Intendant Ivan Nagel, der Zadek damals engagiert hatte, erinnert sich:

"Die 'Othello'-Premiere hatte ich vorsorglich erst nach der Abo-Abendvorstellung um 22 Uhr angesetzt. Ich zog mich vorher zu Hause um, fuhr mit dem Taxi ins Schauspielhaus. Am Dammtorbahnhof hielten wir vor einer roten Ampel. Da schraubten vier junge Männer, die ebenfalls ins Theater fuhren, ihr Autofenster herunter und riefen zu mir: 'Jetzt fährt Nagel zu seiner Hinrichtung.'

Nach der Aufführung wurde 20 Minuten lang geklatscht und gebuht, getrampelt und gepfiffen. Am nächsten Morgen, Sonnabend vor Pfingsten, eröffnete Bürgermeister Hans-Ulrich Klose eine Tagung der Volksbühne. Ich saß in der dritten Reihe, als er mir cool ins Gesicht erklärte, ein Theater, das um 22 Uhr beginnt, richte sich gegen die arbeitende Bevölkerung und verdiene keine Zuschüsse. Dass vorher eine Vorstellung stattgefunden hatte, dass die 'Othello'-Premiere - offenbar mit lauter Arbeitslosen - ausverkauft war, erwähnte er nicht. Bei einem Empfang im Rathaus am selben Abend sah ich nur Rücken; mit hanseatischer Diskretion drehte sich jeder um, sobald ich in seine Nähe kam. Dienstag früh erschienen die überregionalen Kritiken, meist begeistert. Frau Weichmann (die Frau des ehemaligen Bürgermeisters Herbert Weichmann; d. Red.) rief mich im Büro an, und ihre nikotinraue Bassstimme war zentimeterdick mit Honig belegt: 'Wir wollen doch, lieber Herr Nagel, nur Ihr Bestes.' Ich durfte bleiben. 'Othello' gastierte von Belgrad bis Bergen in ganz Europa."

In den 70er-Jahren war Zadek Intendant in Bochum, hatte dort das Theater mit Revuen, Nachmittagsvorstellungen und Kooperationen mit Fußballveranstaltungen volksnah werden lassen. Tschechow und Ibsen inszenierte er, indem er sich den Texten vollkommen unterordnete. 1985 wurde Peter Zadek Intendant des Deutschen Schauspielhauses. "Lulu" inszenierte er hier, unfassbar aufregend, mit der jungen Susanne Lothar in der Titelrolle. Und "Andi", bei dem die Einstürzenden Neubauten so laut Musik machten, dass an die Zuschauer Ohrstöpsel verteilt wurden. "Es war keine glückhafte Zeit", sagte Zadek. "Das lag aber nicht am Haus, sondern an den Politikern."

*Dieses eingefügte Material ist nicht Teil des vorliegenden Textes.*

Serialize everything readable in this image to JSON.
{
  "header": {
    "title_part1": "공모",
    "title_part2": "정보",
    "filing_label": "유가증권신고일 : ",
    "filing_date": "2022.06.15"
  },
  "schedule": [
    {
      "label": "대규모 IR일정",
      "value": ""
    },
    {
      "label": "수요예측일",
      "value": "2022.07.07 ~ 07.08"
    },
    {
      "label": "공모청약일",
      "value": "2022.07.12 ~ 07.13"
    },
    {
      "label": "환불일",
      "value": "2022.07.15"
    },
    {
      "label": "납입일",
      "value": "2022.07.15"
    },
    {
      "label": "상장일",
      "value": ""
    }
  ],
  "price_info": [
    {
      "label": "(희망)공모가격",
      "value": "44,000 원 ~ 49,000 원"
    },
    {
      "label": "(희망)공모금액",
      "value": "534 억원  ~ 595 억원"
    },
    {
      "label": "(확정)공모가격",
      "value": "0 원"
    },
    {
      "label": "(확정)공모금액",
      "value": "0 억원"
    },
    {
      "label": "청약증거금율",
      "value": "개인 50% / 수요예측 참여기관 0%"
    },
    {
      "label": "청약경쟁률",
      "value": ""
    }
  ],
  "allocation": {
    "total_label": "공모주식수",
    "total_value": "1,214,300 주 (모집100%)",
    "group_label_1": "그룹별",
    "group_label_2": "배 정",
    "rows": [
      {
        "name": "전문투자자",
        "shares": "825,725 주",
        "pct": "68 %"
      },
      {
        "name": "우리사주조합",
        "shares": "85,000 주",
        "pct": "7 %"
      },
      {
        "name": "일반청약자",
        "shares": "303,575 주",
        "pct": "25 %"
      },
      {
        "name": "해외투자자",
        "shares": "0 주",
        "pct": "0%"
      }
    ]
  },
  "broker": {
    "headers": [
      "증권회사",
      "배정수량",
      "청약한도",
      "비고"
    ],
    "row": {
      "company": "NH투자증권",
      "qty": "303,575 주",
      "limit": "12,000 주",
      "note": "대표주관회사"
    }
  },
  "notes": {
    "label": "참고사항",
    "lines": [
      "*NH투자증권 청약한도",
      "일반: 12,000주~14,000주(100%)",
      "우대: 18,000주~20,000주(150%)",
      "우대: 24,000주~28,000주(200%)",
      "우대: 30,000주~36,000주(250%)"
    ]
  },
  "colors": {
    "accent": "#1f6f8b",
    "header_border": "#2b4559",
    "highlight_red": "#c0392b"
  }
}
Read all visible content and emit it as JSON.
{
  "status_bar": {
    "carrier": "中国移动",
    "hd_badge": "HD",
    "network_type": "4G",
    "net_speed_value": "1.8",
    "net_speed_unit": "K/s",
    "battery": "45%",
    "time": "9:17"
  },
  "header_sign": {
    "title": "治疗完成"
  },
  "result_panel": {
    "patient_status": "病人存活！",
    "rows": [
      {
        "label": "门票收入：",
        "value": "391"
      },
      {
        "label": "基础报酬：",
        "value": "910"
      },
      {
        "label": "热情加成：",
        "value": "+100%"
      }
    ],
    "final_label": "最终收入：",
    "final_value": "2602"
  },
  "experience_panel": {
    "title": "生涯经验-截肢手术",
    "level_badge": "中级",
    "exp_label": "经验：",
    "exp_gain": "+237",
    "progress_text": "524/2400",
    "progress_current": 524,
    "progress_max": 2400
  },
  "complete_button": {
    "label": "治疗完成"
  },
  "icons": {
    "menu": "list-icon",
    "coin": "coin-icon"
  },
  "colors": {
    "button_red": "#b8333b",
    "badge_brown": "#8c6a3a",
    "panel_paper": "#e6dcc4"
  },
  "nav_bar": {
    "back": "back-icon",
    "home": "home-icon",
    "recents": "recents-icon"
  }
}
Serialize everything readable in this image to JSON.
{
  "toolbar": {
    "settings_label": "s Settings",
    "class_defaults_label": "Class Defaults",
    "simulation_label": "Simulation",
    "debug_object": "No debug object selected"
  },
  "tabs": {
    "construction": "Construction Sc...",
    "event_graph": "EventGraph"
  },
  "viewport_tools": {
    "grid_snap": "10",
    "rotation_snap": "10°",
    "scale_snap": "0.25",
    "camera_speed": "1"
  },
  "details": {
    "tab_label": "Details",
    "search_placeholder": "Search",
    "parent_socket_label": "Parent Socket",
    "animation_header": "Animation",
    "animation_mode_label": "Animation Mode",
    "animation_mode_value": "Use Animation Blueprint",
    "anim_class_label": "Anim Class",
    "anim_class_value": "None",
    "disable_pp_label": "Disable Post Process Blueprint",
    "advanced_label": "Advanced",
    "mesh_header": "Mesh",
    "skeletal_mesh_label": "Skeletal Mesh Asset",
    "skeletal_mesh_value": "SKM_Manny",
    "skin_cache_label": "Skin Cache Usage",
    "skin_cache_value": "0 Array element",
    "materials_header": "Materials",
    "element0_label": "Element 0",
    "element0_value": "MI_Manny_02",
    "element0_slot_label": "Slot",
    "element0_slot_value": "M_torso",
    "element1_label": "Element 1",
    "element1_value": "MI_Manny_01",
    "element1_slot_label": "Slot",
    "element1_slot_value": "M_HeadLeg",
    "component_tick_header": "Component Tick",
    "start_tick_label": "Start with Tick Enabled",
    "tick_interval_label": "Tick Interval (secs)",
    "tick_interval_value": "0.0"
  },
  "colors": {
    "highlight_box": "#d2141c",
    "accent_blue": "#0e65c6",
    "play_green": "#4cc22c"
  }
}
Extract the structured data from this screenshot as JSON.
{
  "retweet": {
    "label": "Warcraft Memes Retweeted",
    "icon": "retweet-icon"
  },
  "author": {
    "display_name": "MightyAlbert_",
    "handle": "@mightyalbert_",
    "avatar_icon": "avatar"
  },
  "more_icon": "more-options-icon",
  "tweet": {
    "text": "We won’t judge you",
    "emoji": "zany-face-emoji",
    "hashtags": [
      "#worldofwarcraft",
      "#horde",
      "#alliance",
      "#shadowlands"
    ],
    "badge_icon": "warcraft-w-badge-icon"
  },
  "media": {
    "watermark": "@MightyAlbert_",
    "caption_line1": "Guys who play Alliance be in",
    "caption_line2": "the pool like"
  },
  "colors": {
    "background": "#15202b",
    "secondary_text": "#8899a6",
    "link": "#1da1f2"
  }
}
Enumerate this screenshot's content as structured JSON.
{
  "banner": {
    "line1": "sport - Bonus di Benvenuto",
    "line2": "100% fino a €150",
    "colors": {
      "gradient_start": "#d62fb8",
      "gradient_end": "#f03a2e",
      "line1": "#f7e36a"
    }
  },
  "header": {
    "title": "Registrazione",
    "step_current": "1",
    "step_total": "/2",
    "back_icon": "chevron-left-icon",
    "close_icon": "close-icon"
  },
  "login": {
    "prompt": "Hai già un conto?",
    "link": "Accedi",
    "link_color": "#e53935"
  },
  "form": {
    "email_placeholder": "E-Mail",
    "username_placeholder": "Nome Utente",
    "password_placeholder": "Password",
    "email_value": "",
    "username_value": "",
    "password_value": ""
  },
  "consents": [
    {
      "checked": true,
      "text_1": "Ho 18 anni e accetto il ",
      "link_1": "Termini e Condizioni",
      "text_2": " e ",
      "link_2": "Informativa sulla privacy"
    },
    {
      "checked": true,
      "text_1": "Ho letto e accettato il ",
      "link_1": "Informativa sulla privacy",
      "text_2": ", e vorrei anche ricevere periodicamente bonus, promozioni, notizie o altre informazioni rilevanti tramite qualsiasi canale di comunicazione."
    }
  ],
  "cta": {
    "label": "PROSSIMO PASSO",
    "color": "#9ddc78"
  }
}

Hamburg und das Schauspielhaus waren und blieben sein großer Lebensmittelpunkt, auch wenn er in den vergangenen 15 Jahren in Wien, Zürich, Paris und Berlin arbeitete und in Hamburg an den Kammerspielen und am St.-Pauli-Theater. Über seine Intendantenzeit in Hamburg hat Zadek gesagt: "Das Schauspielhaus hat wie alle bedeutenden Theater eine magische Anziehungskraft. Vielleicht auch eine magische Abstoßungskraft, denn wenn dieses Theater nur halb voll ist, will man sofort wieder raus. Das Schauspielhaus ist anders, weil Hamburg anders ist. Hamburg ist die Stadt, die mich am meisten interessiert hat, wo ich mich am wohlsten fühle, wo ich mich auch am meisten geärgert habe und wo am meisten passiert ist, was Theater angeht. Wenn man in Wien eine Komödie inszeniert, weiß man schon vorher, dass die Zuschauer sich totlachen werden. Das Hamburger Publikum muss man erst gewinnen, aber wenn man es gewonnen hat, dann bekommt man eine viel tiefere, auch kompliziertere Reaktion, und die interessiert mich dann auch mehr."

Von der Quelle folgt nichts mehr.